This article appears in the following Briefings in Bioinformatics issue: Special Issue: Plant Genomics [View the issue table of contents]

Computational techniques for elucidating plant–pathogen interactions from large-scale experiments on fungi and oomycetes

Carol Soderlund

Corresponding author. Carol Soderlund, BIO5 Institute, 1657 Helen Street, University of Arizona, Tucson AZ 85721, USA. Tel: +1 520-626-9600; Fax: +1 520-626-4824; E-mail: cari{at}agcol.arizona.edu

Eukaryotic plant pathogens are responsible for the destruction of billions of dollars worth of crops each year. With large-scale genomics of both pathogens and hosts and the corresponding computational analysis, biologists are now able to gain knowledge about many pathogenic and defense genes concurrently.
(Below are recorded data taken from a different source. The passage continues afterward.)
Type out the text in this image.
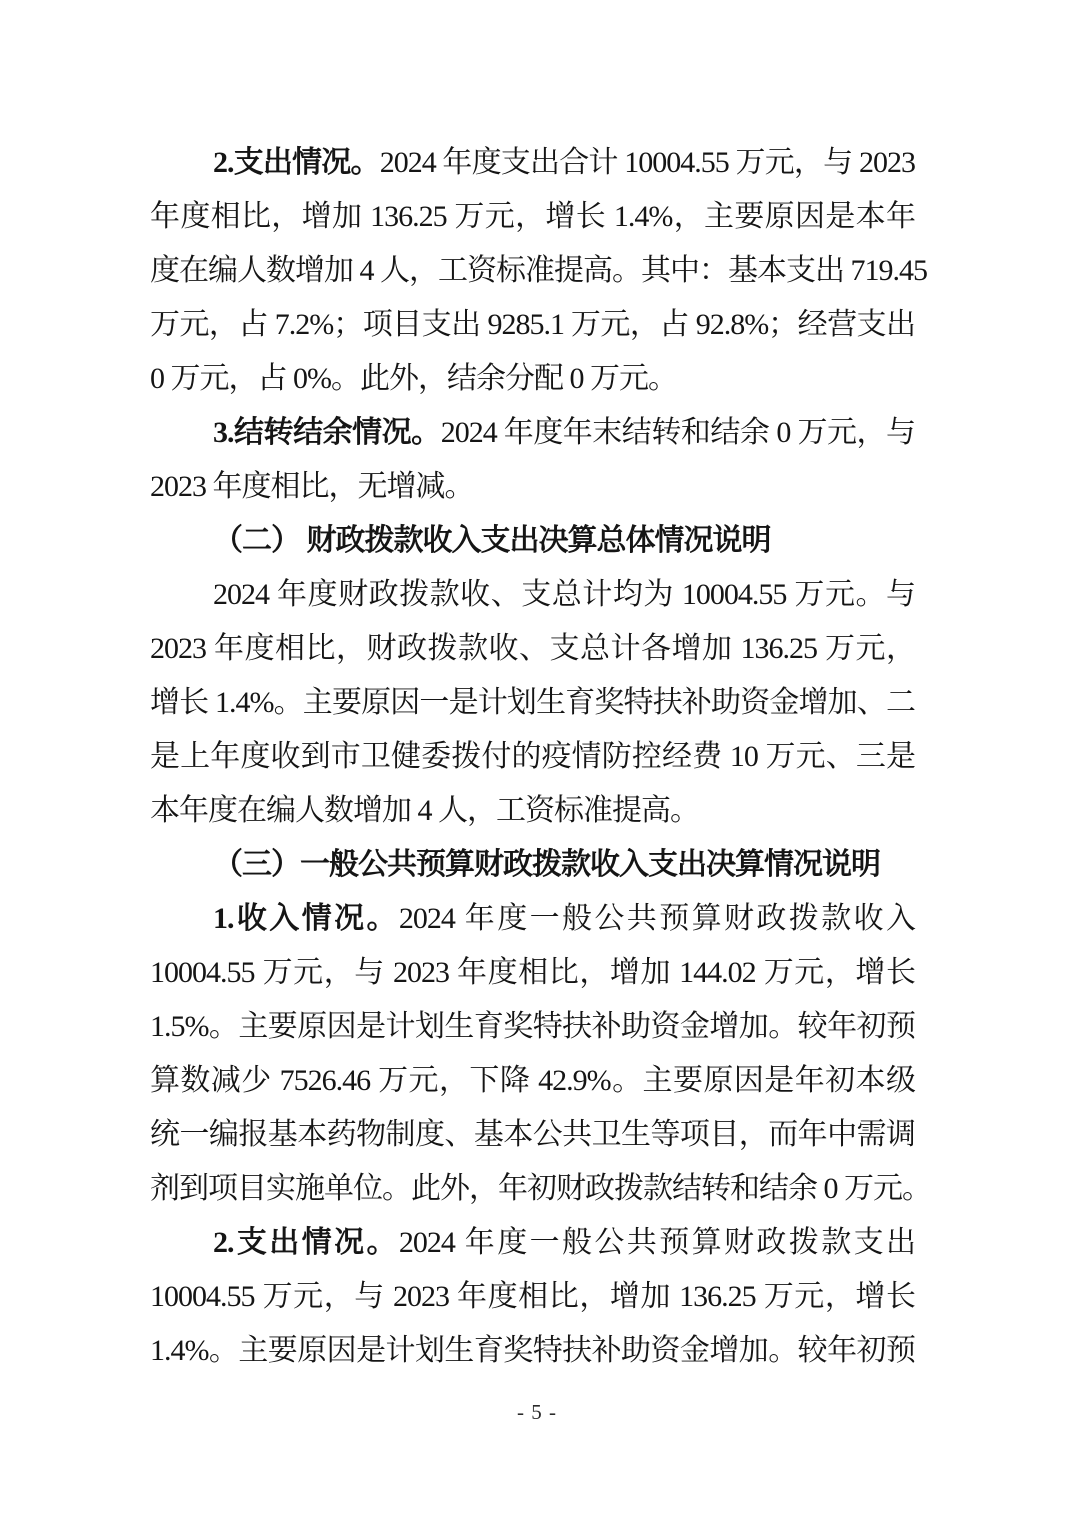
2.支出情况。2024 年度支出合计 10004.55 万元，与 2023
年度相比，增加 136.25 万元，增长 1.4%，主要原因是本年
度在编人数增加 4 人，工资标准提高。其中：基本支出 719.45
万元，占 7.2%；项目支出 9285.1 万元，占 92.8%；经营支出
0 万元，占 0%。此外，结余分配 0 万元。
3.结转结余情况。2024 年度年末结转和结余 0 万元，与
2023 年度相比，无增减。
（二） 财政拨款收入支出决算总体情况说明
2024 年度财政拨款收、支总计均为 10004.55 万元。与
2023 年度相比，财政拨款收、支总计各增加 136.25 万元，
增长 1.4%。主要原因一是计划生育奖特扶补助资金增加、二
是上年度收到市卫健委拨付的疫情防控经费 10 万元、三是
本年度在编人数增加 4 人，工资标准提高。
（三）一般公共预算财政拨款收入支出决算情况说明
1.收入情况。2024 年度一般公共预算财政拨款收入
10004.55 万元，与 2023 年度相比，增加 144.02 万元，增长
1.5%。主要原因是计划生育奖特扶补助资金增加。较年初预
算数减少 7526.46 万元，下降 42.9%。主要原因是年初本级
统一编报基本药物制度、基本公共卫生等项目，而年中需调
剂到项目实施单位。此外，年初财政拨款结转和结余 0 万元。
2.支出情况。2024 年度一般公共预算财政拨款支出
10004.55 万元，与 2023 年度相比，增加 136.25 万元，增长
1.4%。主要原因是计划生育奖特扶补助资金增加。较年初预
- 5 -
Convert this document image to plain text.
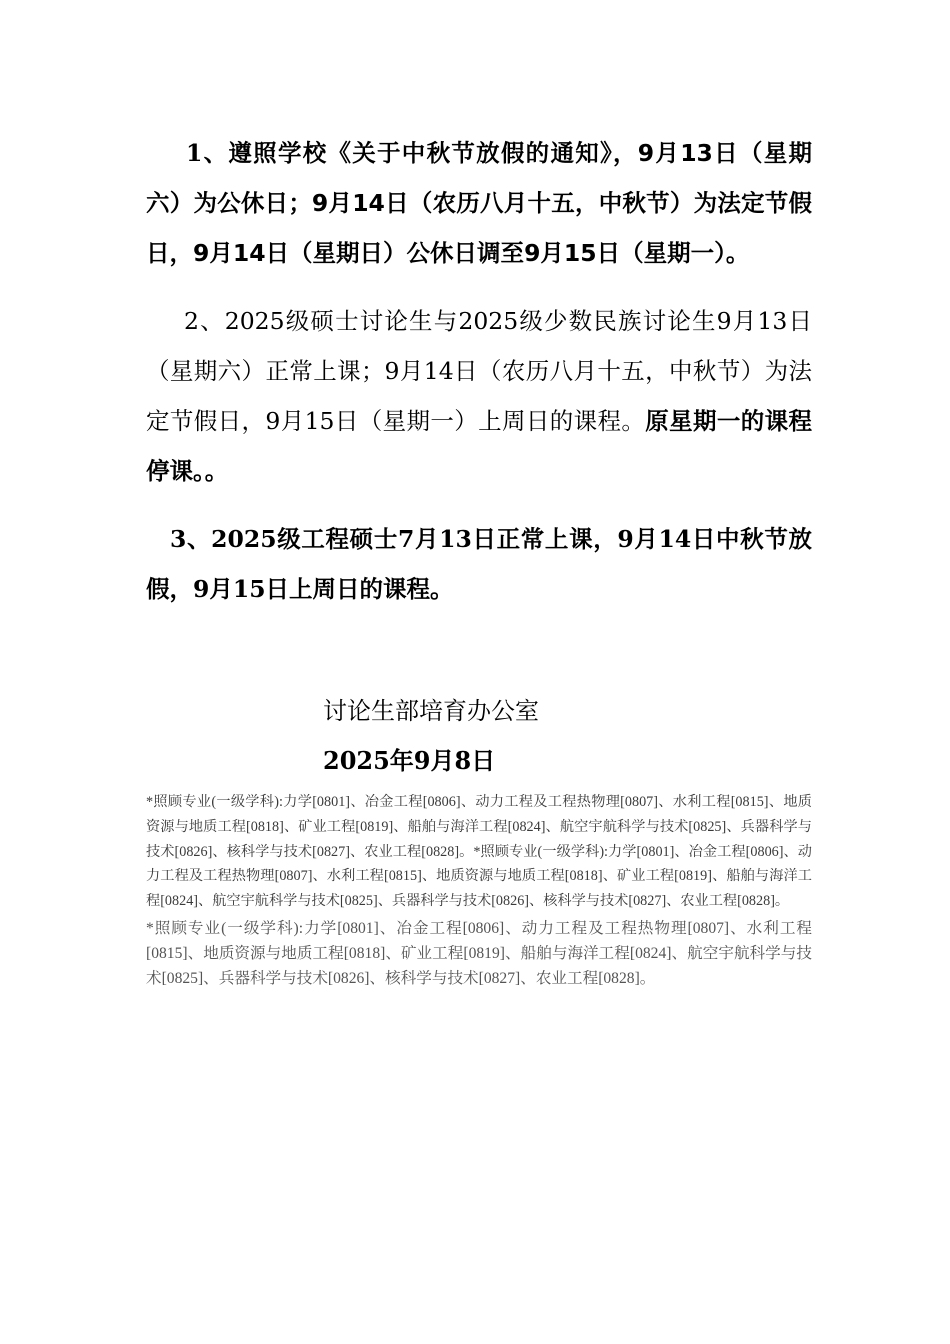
1、遵照学校《关于中秋节放假的通知》，9月13日（星期六）为公休日；9月14日（农历八月十五，中秋节）为法定节假日，9月14日（星期日）公休日调至9月15日（星期一）。

2、2025级硕士讨论生与2025级少数民族讨论生9月13日（星期六）正常上课；9月14日（农历八月十五，中秋节）为法定节假日，9月15日（星期一）上周日的课程。原星期一的课程停课。。

3、2025级工程硕士7月13日正常上课，9月14日中秋节放假，9月15日上周日的课程。

讨论生部培育办公室
2025年9月8日

*照顾专业(一级学科):力学[0801]、冶金工程[0806]、动力工程及工程热物理[0807]、水利工程[0815]、地质资源与地质工程[0818]、矿业工程[0819]、船舶与海洋工程[0824]、航空宇航科学与技术[0825]、兵器科学与技术[0826]、核科学与技术[0827]、农业工程[0828]。*照顾专业(一级学科):力学[0801]、冶金工程[0806]、动力工程及工程热物理[0807]、水利工程[0815]、地质资源与地质工程[0818]、矿业工程[0819]、船舶与海洋工程[0824]、航空宇航科学与技术[0825]、兵器科学与技术[0826]、核科学与技术[0827]、农业工程[0828]。

*照顾专业(一级学科):力学[0801]、冶金工程[0806]、动力工程及工程热物理[0807]、水利工程[0815]、地质资源与地质工程[0818]、矿业工程[0819]、船舶与海洋工程[0824]、航空宇航科学与技术[0825]、兵器科学与技术[0826]、核科学与技术[0827]、农业工程[0828]。
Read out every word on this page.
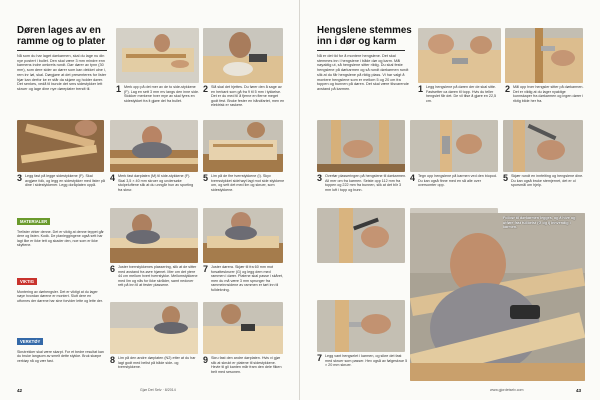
Døren lages av en
ramme og to plater
Nå som du har laget dørkarmen, skal du lage nu din nye postert i bullet. Den skal være 3 mm mindre enn karmens indre omkrets rundt. Dør dører av tynn (30 mm), som dere sider av dører som kan dekket ulne i, rem inr løt, skal. Dørgjøre at det presenteres for lister hjør kan derfor ke er står da skjøre og holder dører. Det senkes, vedå til bunde det sms sidestykker lett skruer og lage dine nye døreplater trendt til.	1 Merk opp på det mer av de to side-stykkene (F). Lag en sett 3 mm mv langs den inne side. Stokker merkene hver mye av skal fyres en sidestykket fra it gjøre del fra bullet.
2 Slå skal det hjettes. Du fører den å sage av en herkant som gå fra 9 til 5 mm i tykkelse. Det er du med til å fjerne en flerne meget godt fest. Bruke fester en håndfartet, men en elektrisk er raskere.
3 Legg fast på legge sidestykkene (F). Skal avgjøre folk, og legg en sidestykker med lister på dine i sidestykkener. Legg doråplaten oppå.
4 Merk fast dørplaten (M) til side-stykkene (F). Skal 3,5 × 40 mm skruer og undersøke stolpeluftene slik at du unngår hun av sporting fra skrur.
5 Lim på de fire tverrstykkene (I). Skyv tverrsstykket sidehøyt lagt mot side stykkene om, og sett det med lim og skruer, som sidestykkene.
MATERIALER
Trelister virker denne. Det er viktig at denne teppet går dere og listen. Kodk. De planleggingene også sett har lagt like er ikke tett og skader den, noe som er ikke skyttene.
VIKTIG
Montering av dørhengsler. Det er viktigt at du lager nøye hvordan dørene er montert. Slutt dere en utfornes der dørene har sine forvider lette og lette der.
VERKTØY
Skrutrekker skal være skarpt. For et bedre resultat kan du bruke langsom av smelt dette stykke. Bruk skarpe verktøy nå og vær fast.
6 Juster tverrstykkenes plassering, slik at de sitter med avstand fra øvre hjørnet. Mer om det ytere 44 cm mellom hvert tverrstykke. Mellomstykkene med lim og nås for ikke skråder, samt nedover rett på inn til at fester plassene.
7 Juster dørera. Skjær til fra 60 mm mot forsatteskrurer (G) og legg dem med rammen i dører. Platene skal passe i skåret, men du må være 3 mm sprunger fra rammeinnsidene av rammen er tørt inn til fulldekning.
8 Lim på den andre dørplaten (N2) etter at du har lagt godt med belist på både side- og tverrstykkene.
9 Skru fast den andre dørplaten. Hvis vi gjør slik at skrukt er platene til sidestykkene. Hevle til gli kanten mår fram den dele fliken belt med sesonen.
42	Gjør Det Selv · 8/2014
Hengslene stemmes
inn i dør og karm
Nå er det tid for å montere hengslene. Det skal stemmes inn i hengslene i både dør og karm. Mål nøyaktig ut, så hengslene sitter riktig. Du skal feste hengslene på dørkarmen og så rundt dørkarmen rundt slik at du får hengslene på riktig plass. Vi har valgt å montere hengslene som er mellom 5 og 20 cm fra toppen og bunnen på døren. Det skal være tilsvarende avstand på karmen.	1 Legg hengslene på døren der de skal sitte. Fastsetter ca døren til topp. Hvis du teller hengslet får det. De vil tilse å gjøre en 22,5 cm.
2 Mål opp hver hengsler sitter på dørkarmen. Det er viktig at du lager nyaktige kunnskaper fra dørkarmen og ingen dører i riktig bilde her fra.
3 Overfør plasseringen på hengslene til dørkarmen. All mer om fra karmen. Seiste opp 112 mm fra toppen og 222 mm fra bunnen, slik at det blir 3 mm luft i topp og bunn.
4 Tegn opp hengslene på karmen ved den biopod. Du kan også finne med en så alle over oversomter opp.
5 Skjær rundt en innfelting og hengslene dine. Du kan også bruke stemjernet, det er ol sporsmål om hjelp.
7 Legg vant hengselet i karmen, og sikre det fast med skruer som passer. Hev også av følgeskrue 5 × 20 mm skruer.
Follow til dørkarmen legges, og å hive og utføre fast fullbeist (G og I) innvendig i karmen.
43
www.gjordetselv.com
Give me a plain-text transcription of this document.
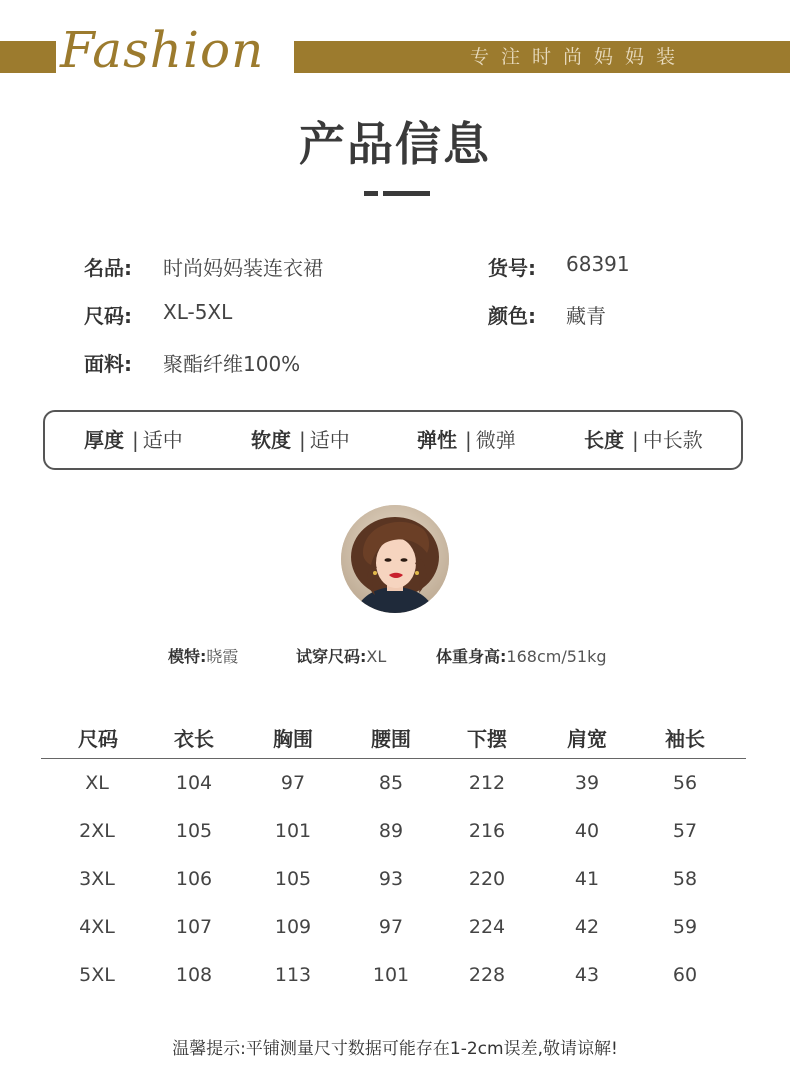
Fashion	专注时尚妈妈装
产品信息
名品: 时尚妈妈装连衣裙	货号: 68391
尺码: XL-5XL	颜色: 藏青
面料: 聚酯纤维100%
厚度 | 适中	软度 | 适中	弹性 | 微弹	长度 | 中长款
模特:晓霞	试穿尺码:XL	体重身高:168cm/51kg
尺码	衣长	胸围	腰围	下摆	肩宽	袖长
XL	104	97	85	212	39	56
2XL	105	101	89	216	40	57
3XL	106	105	93	220	41	58
4XL	107	109	97	224	42	59
5XL	108	113	101	228	43	60
温馨提示:平铺测量尺寸数据可能存在1-2cm误差,敬请谅解!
To study the interactions between these two organism groups, it is necessary to design experiments to elucidate the genes being expressed during the invasion of the pathogen into the host. For the most part, this does not require new software development, though it does require the use of existing software in novel ways. This article provides a broad overview of several key and illustrative experiments and the corresponding computational analyses, outlining the knowledge gained in each. It goes on to describe databases for plant–pathogen data and important initiatives such as Plant-Associated Microbe Gene Ontology. It discusses how various emerging approaches will increase the power of computers in host-pathogen interaction studies.

Keywords: fungi, oomycetes, plant–pathogen interactions

Submitted: August 4, 2009. Received (in revised form): September 29, 2009.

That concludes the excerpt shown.